BBB: Would you say that there are more similarities or conflicting views of hip-hop within each city as well?

1990: Mmm yeah, not too different but there are.  Some cities are more evolved and some are more stuck in the past,. Generally the bigger the city, the more open the public is to new sounds…

Beanez: I think the views are similar people want good music. Everything else is secondary.

BBB: The group’s played a number of shows in different cities such as Austin and Hartford. How would you compare and contrast that Canadian vs. American scenes?

1990: Hartford was hugely accepting of anything we threw their way, they just wanted to party and hear cool music, not unlike a university town in Ontario or Quebec.  We we’re in Austin, Texas for SXSW which was really crazy. There were over 1500 artists. That scene is one of the most thriving in the world, not unlike Toronto or Montreal.
Saidah: I was surprised at how receptive American audiences were. It was great to see how open they were to our music. It was refreshing and very exciting.
Beanez: I think the scenes are the same like I said, it’s the music that matters. People no matter where you are or where your from are going to love you or hate you based on the music.

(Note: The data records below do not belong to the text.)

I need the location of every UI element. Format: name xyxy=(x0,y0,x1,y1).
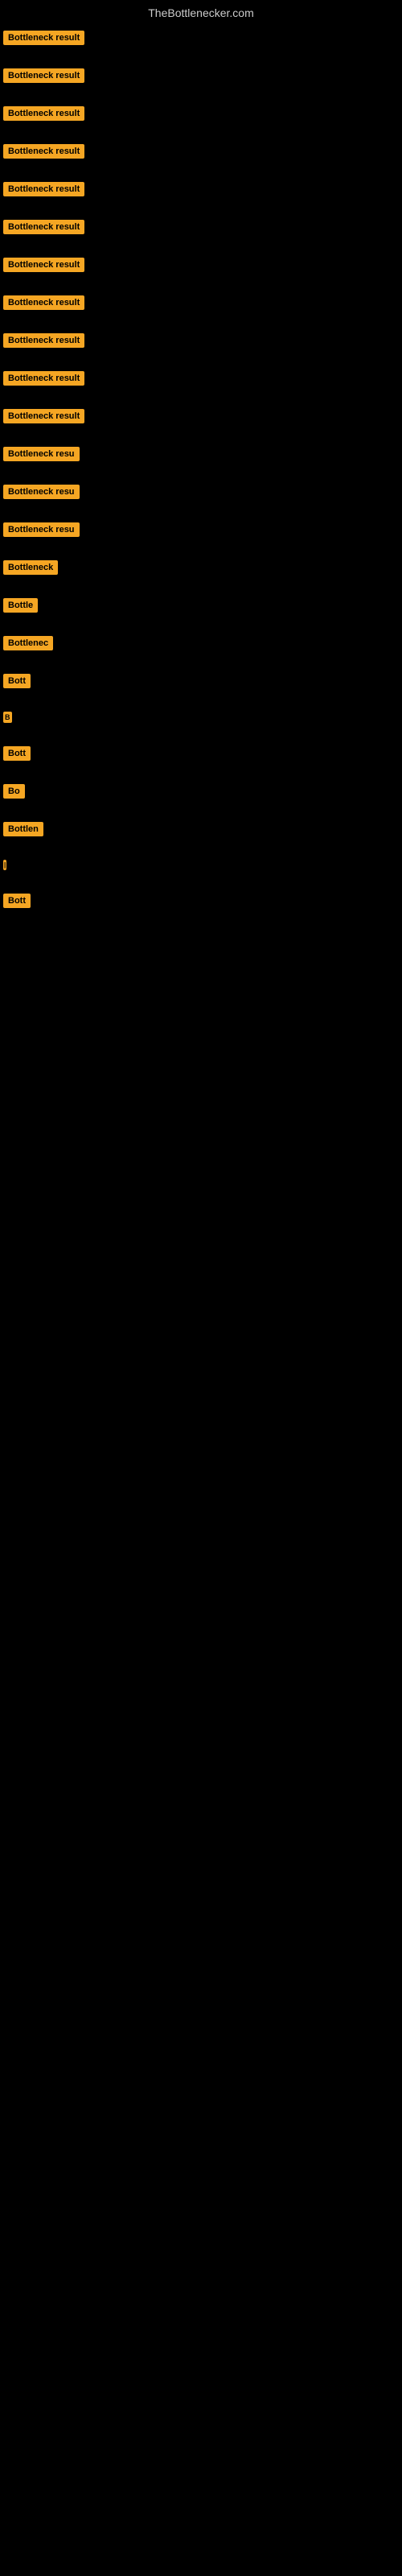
bottleneck-item: Bott xyxy=(3,743,402,781)
bottleneck-badge[interactable]: Bott xyxy=(3,746,31,761)
bottleneck-item: Bo xyxy=(3,781,402,819)
bottleneck-badge[interactable]: Bottleneck resu xyxy=(3,447,80,461)
bottleneck-badge[interactable]: Bottleneck result xyxy=(3,333,84,348)
bottleneck-item: Bottleneck result xyxy=(3,254,402,292)
bottleneck-badge[interactable]: Bottleneck result xyxy=(3,371,84,386)
bottleneck-badge[interactable]: Bottleneck result xyxy=(3,409,84,423)
bottleneck-badge[interactable]: Bott xyxy=(3,894,31,908)
bottleneck-badge[interactable]: Bottleneck resu xyxy=(3,485,80,499)
bottleneck-badge[interactable]: Bottleneck result xyxy=(3,144,84,159)
bottleneck-badge[interactable]: B xyxy=(3,712,12,723)
bottleneck-item: Bottlenec xyxy=(3,633,402,671)
bottleneck-badge[interactable]: Bottlen xyxy=(3,822,43,836)
site-title: TheBottlenecker.com xyxy=(0,0,402,27)
bottleneck-item: Bottleneck result xyxy=(3,292,402,330)
bottleneck-item: Bottleneck result xyxy=(3,103,402,141)
bottleneck-item: | xyxy=(3,857,402,890)
bottleneck-item: Bottleneck result xyxy=(3,27,402,65)
bottleneck-badge[interactable]: Bottleneck xyxy=(3,560,58,575)
bottleneck-item: Bottleneck resu xyxy=(3,481,402,519)
bottleneck-item: Bottleneck result xyxy=(3,65,402,103)
bottleneck-badge[interactable]: Bottleneck result xyxy=(3,220,84,234)
bottleneck-badge[interactable]: Bottleneck result xyxy=(3,182,84,196)
bottleneck-item: Bottleneck result xyxy=(3,179,402,217)
bottleneck-badge[interactable]: | xyxy=(3,860,6,870)
bottleneck-badge[interactable]: Bottle xyxy=(3,598,38,613)
bottleneck-badge[interactable]: Bottleneck resu xyxy=(3,522,80,537)
bottleneck-badge[interactable]: Bo xyxy=(3,784,25,799)
bottleneck-item: Bottleneck result xyxy=(3,330,402,368)
bottleneck-badge[interactable]: Bott xyxy=(3,674,31,688)
bottleneck-item: Bottleneck resu xyxy=(3,519,402,557)
bottleneck-item: Bott xyxy=(3,671,402,708)
bottleneck-badge[interactable]: Bottleneck result xyxy=(3,31,84,45)
bottleneck-item: Bottleneck result xyxy=(3,217,402,254)
bottleneck-badge[interactable]: Bottleneck result xyxy=(3,106,84,121)
bottleneck-badge[interactable]: Bottlenec xyxy=(3,636,53,650)
bottleneck-badge[interactable]: Bottleneck result xyxy=(3,258,84,272)
bottleneck-item: Bottleneck result xyxy=(3,406,402,444)
bottleneck-item: Bott xyxy=(3,890,402,928)
bottleneck-badge[interactable]: Bottleneck result xyxy=(3,68,84,83)
bottleneck-item: B xyxy=(3,708,402,743)
bottleneck-item: Bottleneck result xyxy=(3,368,402,406)
bottleneck-item: Bottleneck result xyxy=(3,141,402,179)
items-container: Bottleneck result Bottleneck result Bottle… xyxy=(0,27,402,928)
bottleneck-item: Bottleneck xyxy=(3,557,402,595)
bottleneck-badge[interactable]: Bottleneck result xyxy=(3,295,84,310)
bottleneck-item: Bottleneck resu xyxy=(3,444,402,481)
bottleneck-item: Bottlen xyxy=(3,819,402,857)
bottleneck-item: Bottle xyxy=(3,595,402,633)
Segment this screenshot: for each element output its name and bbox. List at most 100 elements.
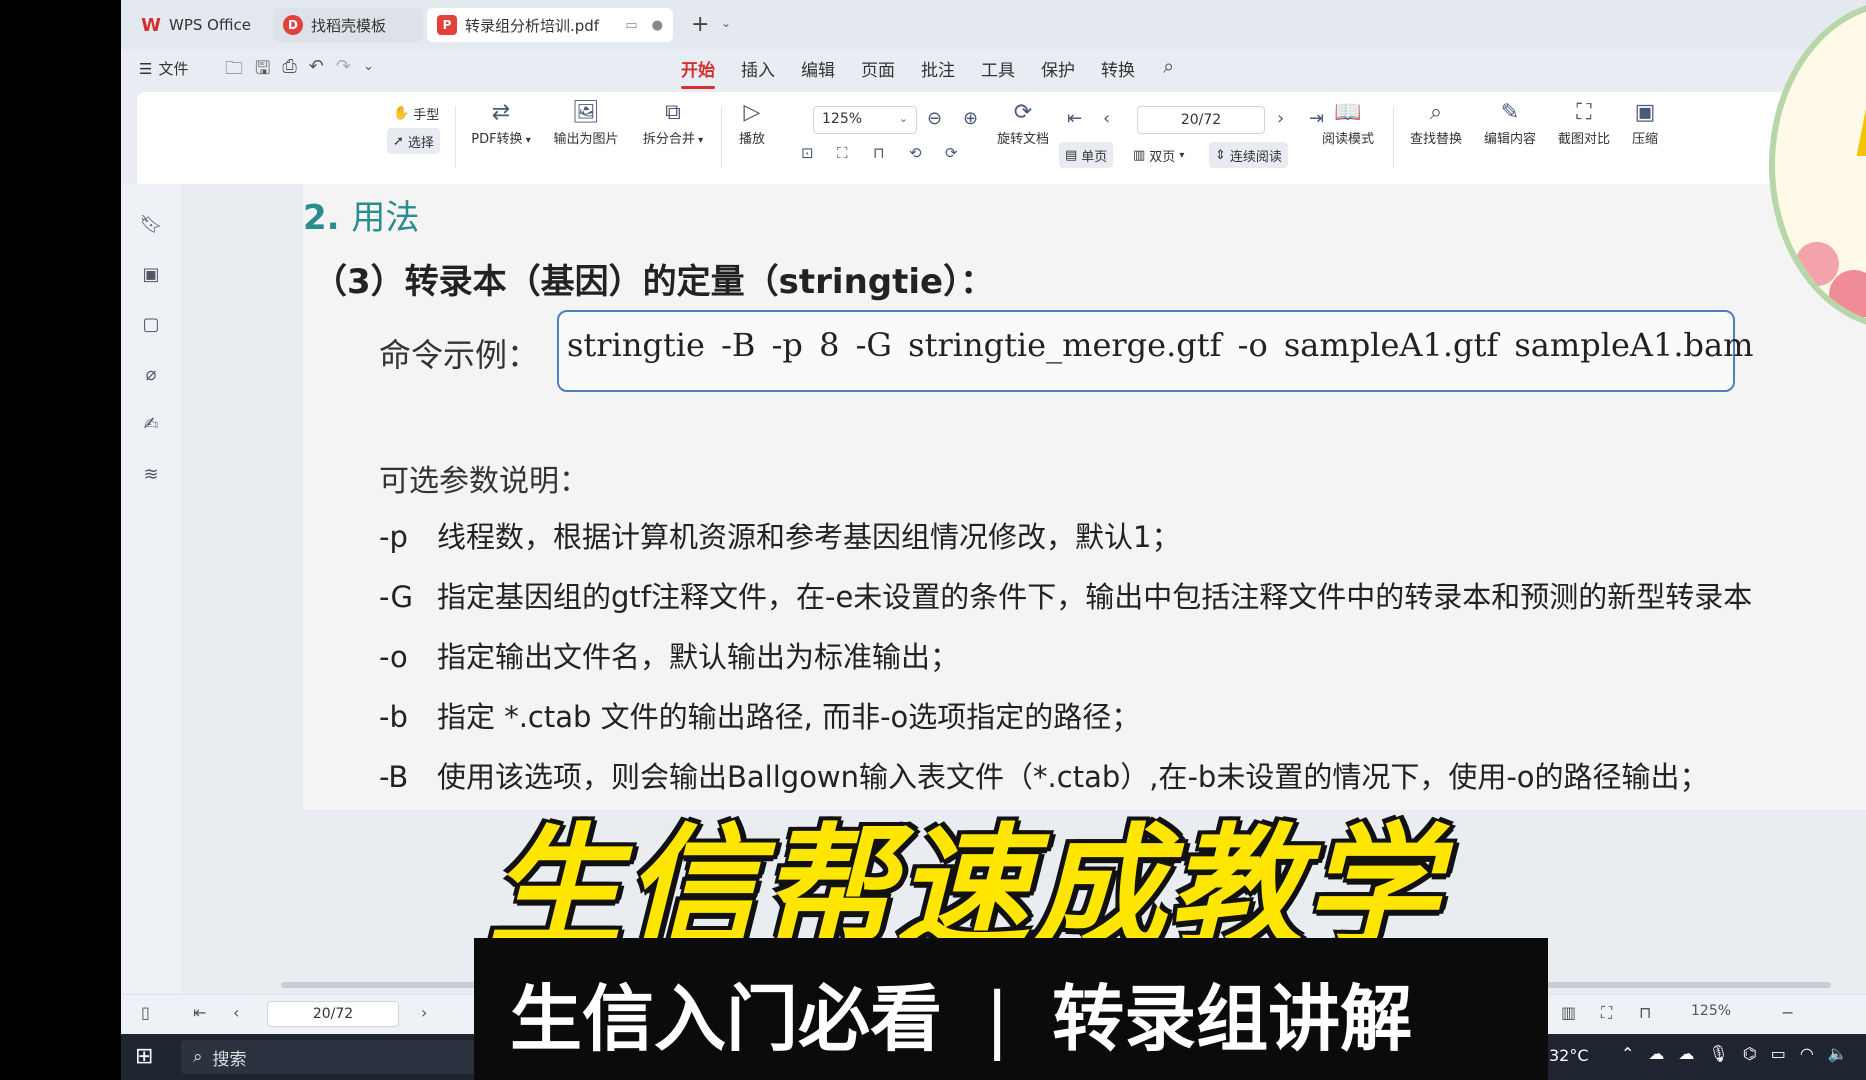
- file-menu[interactable]: ☰ 文件: [139, 58, 188, 79]
- open-folder-icon[interactable]: 🗀: [225, 56, 243, 86]
- option-desc: 线程数，根据计算机资源和参考基因组情况修改，默认1；: [437, 520, 1181, 554]
- thumbnail-icon[interactable]: ▣: [139, 264, 163, 288]
- docer-icon: D: [283, 15, 303, 35]
- pdf-page: 2. 用法 （3）转录本（基因）的定量（stringtie）： 命令示例： st…: [303, 184, 1866, 810]
- fit-page-icon[interactable]: ⛶: [837, 144, 848, 162]
- export-image-button[interactable]: 🖼 输出为图片: [543, 98, 629, 147]
- search-icon[interactable]: ⌕: [1163, 54, 1174, 78]
- tab-template[interactable]: D 找稻壳模板: [273, 8, 423, 42]
- option-line: -p 线程数，根据计算机资源和参考基因组情况修改，默认1；: [379, 514, 1180, 556]
- cloud-icon[interactable]: ☁: [1648, 1044, 1664, 1063]
- save-icon[interactable]: 🖫: [255, 56, 270, 86]
- single-page-label: 单页: [1081, 149, 1108, 165]
- taskbar-search[interactable]: ⌕ 搜索: [181, 1040, 481, 1074]
- layers-icon[interactable]: ≋: [139, 464, 163, 488]
- battery-icon[interactable]: ▭: [1771, 1044, 1786, 1063]
- chevron-down-icon[interactable]: ⌄: [721, 16, 731, 30]
- chevron-down-icon[interactable]: ⌄: [363, 56, 374, 86]
- first-page-icon[interactable]: ⇤: [193, 1003, 206, 1022]
- new-tab-plus-icon[interactable]: +: [691, 12, 709, 37]
- volume-icon[interactable]: 🔈: [1828, 1044, 1848, 1063]
- screenshot-compare-button[interactable]: ⛶ 截图对比: [1549, 98, 1619, 147]
- attachment-icon[interactable]: ⌀: [139, 364, 163, 388]
- fit-page-icon[interactable]: ⛶: [1601, 1003, 1612, 1023]
- caption-subtitle: 生信入门必看 | 转录组讲解: [510, 960, 1412, 1065]
- flower-icon: [1795, 242, 1839, 286]
- menu-tab-edit[interactable]: 编辑: [801, 56, 835, 81]
- rotate-document-button[interactable]: ⟳ 旋转文档: [989, 98, 1057, 147]
- menu-tab-tools[interactable]: 工具: [981, 56, 1015, 81]
- window-icon[interactable]: ▭: [625, 18, 637, 33]
- signature-icon[interactable]: ✍: [139, 414, 163, 438]
- status-page-input[interactable]: 20/72: [267, 1001, 399, 1027]
- rotate-left-icon[interactable]: ⟲: [909, 144, 922, 162]
- onedrive-icon[interactable]: ☁: [1678, 1044, 1694, 1063]
- network-icon[interactable]: ⌬: [1743, 1044, 1757, 1063]
- redo-icon[interactable]: ↷: [336, 56, 351, 86]
- tab-label: 找稻壳模板: [311, 16, 387, 35]
- menu-tab-home[interactable]: 开始: [681, 56, 715, 89]
- file-menu-label: 文件: [158, 60, 189, 78]
- prev-page-icon[interactable]: ‹: [1103, 108, 1110, 129]
- chevron-down-icon: ⌄: [898, 112, 908, 125]
- tab-wps-office[interactable]: W WPS Office: [131, 8, 269, 42]
- double-page-button[interactable]: ▥ 双页 ▾: [1127, 142, 1190, 168]
- fit-width-icon[interactable]: ⊓: [873, 144, 885, 162]
- menu-tab-page[interactable]: 页面: [861, 56, 895, 81]
- compress-button[interactable]: ▣ 压缩: [1623, 98, 1667, 147]
- single-page-button[interactable]: ▤ 单页: [1059, 142, 1114, 168]
- command-example-label: 命令示例：: [379, 336, 540, 374]
- option-flag: -p: [379, 520, 408, 554]
- unsaved-dot-icon[interactable]: ●: [652, 18, 663, 33]
- actual-size-icon[interactable]: ⊡: [801, 144, 814, 162]
- quick-access-toolbar: 🗀 🖫 ⎙ ↶ ↷ ⌄: [225, 56, 374, 86]
- hamburger-icon: ☰: [139, 59, 153, 78]
- pdf-convert-button[interactable]: ⇄ PDF转换 ▾: [461, 98, 541, 147]
- search-icon: ⌕: [1429, 100, 1443, 125]
- continuous-read-button[interactable]: ⇕ 连续阅读: [1209, 142, 1288, 168]
- chevron-up-icon[interactable]: ⌃: [1621, 1044, 1634, 1063]
- wifi-icon[interactable]: ◠: [1800, 1044, 1814, 1063]
- tab-label: WPS Office: [169, 16, 251, 34]
- play-label: 播放: [738, 132, 765, 147]
- microphone-icon[interactable]: 🎙: [1708, 1044, 1728, 1063]
- fit-width-icon[interactable]: ⊓: [1639, 1003, 1651, 1022]
- menu-tab-insert[interactable]: 插入: [741, 56, 775, 81]
- windows-start-icon[interactable]: ⊞: [135, 1044, 153, 1069]
- next-page-icon[interactable]: ›: [421, 1003, 427, 1022]
- hand-tool-button[interactable]: ✋ 手型: [387, 100, 445, 126]
- next-page-icon[interactable]: ›: [1277, 108, 1284, 129]
- print-icon[interactable]: ⎙: [282, 56, 296, 86]
- menu-tab-protect[interactable]: 保护: [1041, 56, 1075, 81]
- option-desc: 指定基因组的gtf注释文件，在-e未设置的条件下，输出中包括注释文件中的转录本和…: [437, 580, 1753, 614]
- find-replace-button[interactable]: ⌕ 查找替换: [1401, 98, 1471, 147]
- view-mode-icon[interactable]: ▥: [1561, 1003, 1576, 1022]
- bookmark-icon[interactable]: 🔖︎: [139, 214, 163, 238]
- zoom-select[interactable]: 125% ⌄: [813, 106, 917, 134]
- image-export-icon: 🖼: [572, 100, 600, 125]
- first-page-icon[interactable]: ⇤: [1067, 108, 1082, 129]
- read-mode-button[interactable]: 📖 阅读模式: [1313, 98, 1383, 147]
- select-tool-button[interactable]: ➚ 选择: [387, 128, 440, 154]
- play-button[interactable]: ▷ 播放: [727, 98, 777, 147]
- page-number-input[interactable]: 20/72: [1137, 106, 1265, 134]
- status-zoom[interactable]: 125%: [1691, 1003, 1731, 1019]
- comment-icon[interactable]: ▢: [139, 314, 163, 338]
- menu-tab-convert[interactable]: 转换: [1101, 56, 1135, 81]
- sidebar-toggle-icon[interactable]: ▯: [141, 1003, 150, 1022]
- prev-page-icon[interactable]: ‹: [233, 1003, 239, 1022]
- menu-tab-comment[interactable]: 批注: [921, 56, 955, 81]
- weather-temp[interactable]: 32°C: [1549, 1046, 1589, 1065]
- caption-sub-right: 转录组讲解: [1052, 977, 1413, 1061]
- zoom-in-icon[interactable]: ⊕: [963, 108, 978, 129]
- zoom-out-icon[interactable]: −: [1781, 1003, 1794, 1022]
- undo-icon[interactable]: ↶: [309, 56, 324, 86]
- rotate-right-icon[interactable]: ⟳: [945, 144, 958, 162]
- tab-pdf-document[interactable]: P 转录组分析培训.pdf ▭ ●: [427, 8, 673, 42]
- pdf-convert-label: PDF转换: [471, 132, 523, 147]
- divider: [721, 106, 722, 168]
- edit-content-button[interactable]: ✎ 编辑内容: [1475, 98, 1545, 147]
- command-example-box: stringtie -B -p 8 -G stringtie_merge.gtf…: [557, 310, 1753, 392]
- zoom-out-icon[interactable]: ⊖: [927, 108, 942, 129]
- split-merge-button[interactable]: ⧉ 拆分合并 ▾: [631, 98, 715, 147]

BBB: Your videos convey a lot of energy and passion, do you feel that is truly accurate to the filming process or is it more a mandatory step in a performers publicity?

1990: I don’t know, we’re pretty energetic people and the songs are pretty high energy so it naturally conveyed that (way).  However, our new videos are much less like that and much more cinematic.
Saidah: If you come to our live shows you’ll understand that the energy you see in our videos comes naturally.
Beanez: The passion is real for me. What you see on camera is what you get in real life.

BBB: How would you say that energy and vibe contrasts from live performances?

1990: Absolutely, that’s where we shine. Our live performances are where we truly excel as a group.
Saidah: Same goes!
Beanez: I have learned through past projects that I’m best when I bring my energy so the music hopefully reflects that. On stage I try and show people that this is me and this is the energy I have for the music.

BBB: If there’s one major prize in the eye of ANL, like a certain venue, festival or performer/producer, what or who would it be and why that in particular?

1990: Well, I want to get signed.  Not for money (entirely) but more for the symbolism or “okay, this is our job now”. It would make me feel a lot more comfortable.  A major label would be alright, but an independent like Fool’s Gold or Mad Decent would be even better I think.
Saidah: I think we’ll all say different things. I’d love to be at The Grammys! Touring Europe and the USA would be another step.
Beanez: I wanna play the half-time show at the Superbowl. That has been my dream since I was young. Nuff said.

BBB: Finally, what keeps ANL ticking… What drives the group to keep on creating, inspiring and performing and what can be expected in the future both creatively and materially?

1990: I honestly think its just a bug that’s in any body.  Same thing goes for visual artists, entrepreneurs and athletes.  We’ve found something we love so much we obsess over it and constantly change it and evolve and thats what makes it fun.  Also, live shows make it worth it every time.  We’re dropping a bunch of videos and campaigns before summer.  Our next album will be very 80s inspired and a little slower at some points and a little more mature.  Think Drive meets Ain’t No Love.
Saidah: We all have our own individual drive to make music and when you combine that with the moving beats, the rest comes naturally. Our next project will be dropping Summer 2012!
Beanez:  I think that we all just wanna make music. We took four people that love to make music and put them in a group. Nothing matters more to me than the music (and) I just wanna make music and perform. That’s what drives me. No one knows what the future will hold but I just hope it’s good things.